First, you will need `{tidyverse}` and `{infer}`.
### Data
In this Activity, you analyze data from the 2016 General Social Survey (GSS), using it to estimate values of population parameters of interest about US adults.
The GSS gathers data on contemporary American society in order to monitor and explain trends and constants in attitudes, behaviors, and attributes.
The public release of this data contains 935 variables and 2,867 observations.
This is not a massive data set, but it is a fairly large that we need to consider how we handle it in our workflow.
The size of the data file we're working with it 33.4 MB (the professor evaluations data was 45KB) which means the GSS data is a little over 750 times the size of the evaluations data.
That's a big difference!
GitHub will produce a warning when you push files larger than 50 MB, and it will not allow files larger than 100 MB (see [GitHub Help - Working with large files](https://help.github.com/articles/working-with-large-files/)).

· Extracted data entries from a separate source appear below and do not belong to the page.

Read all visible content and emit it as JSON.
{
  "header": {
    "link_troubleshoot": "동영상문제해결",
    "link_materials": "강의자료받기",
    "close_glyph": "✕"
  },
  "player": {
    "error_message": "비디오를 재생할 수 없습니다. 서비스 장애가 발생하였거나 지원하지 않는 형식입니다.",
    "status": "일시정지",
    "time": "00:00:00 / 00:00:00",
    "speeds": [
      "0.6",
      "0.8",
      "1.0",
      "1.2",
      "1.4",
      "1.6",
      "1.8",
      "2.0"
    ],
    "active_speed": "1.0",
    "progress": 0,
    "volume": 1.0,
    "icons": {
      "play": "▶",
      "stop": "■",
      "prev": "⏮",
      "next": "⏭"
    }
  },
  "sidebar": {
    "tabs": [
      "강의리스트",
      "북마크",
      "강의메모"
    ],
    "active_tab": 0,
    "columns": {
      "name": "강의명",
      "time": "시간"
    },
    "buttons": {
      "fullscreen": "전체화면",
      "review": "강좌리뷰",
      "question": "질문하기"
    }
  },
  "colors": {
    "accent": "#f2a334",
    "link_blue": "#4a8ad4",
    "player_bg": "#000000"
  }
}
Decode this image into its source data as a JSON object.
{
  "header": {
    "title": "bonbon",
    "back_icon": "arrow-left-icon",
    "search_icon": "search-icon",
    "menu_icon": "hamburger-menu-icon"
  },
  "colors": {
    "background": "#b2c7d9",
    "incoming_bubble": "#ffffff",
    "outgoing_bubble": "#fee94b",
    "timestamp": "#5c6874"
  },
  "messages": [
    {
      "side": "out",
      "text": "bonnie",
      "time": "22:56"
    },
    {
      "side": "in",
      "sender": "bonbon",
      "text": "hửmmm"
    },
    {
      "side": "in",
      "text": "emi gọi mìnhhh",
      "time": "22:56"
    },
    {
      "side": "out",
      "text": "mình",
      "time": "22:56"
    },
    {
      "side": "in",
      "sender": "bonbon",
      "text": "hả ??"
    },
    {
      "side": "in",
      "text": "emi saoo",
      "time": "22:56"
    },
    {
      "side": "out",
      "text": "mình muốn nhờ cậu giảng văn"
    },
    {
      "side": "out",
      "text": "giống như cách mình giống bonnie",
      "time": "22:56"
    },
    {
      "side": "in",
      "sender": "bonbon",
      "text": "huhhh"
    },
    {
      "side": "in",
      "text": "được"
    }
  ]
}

While this file is smaller than both of these limits, it's still large enough to consider not pushing to GitHub.
Therefore, I have uploaded this dataset in the SharedProjects area on RStudio Server.
Again, this is where the `.gitignore` file comes into play.
If you open the `.gitignore` file in your Activity repo, you'll see that the data file, `gss2016.csv`, is already listed there.
- Locate the `gss2016.csv` in `SharedProjects/dykesb/sta518/activity1102-data/`.
- Copy this file to a `data` folder in your RStudio Server project - you will need to create this folder in your project.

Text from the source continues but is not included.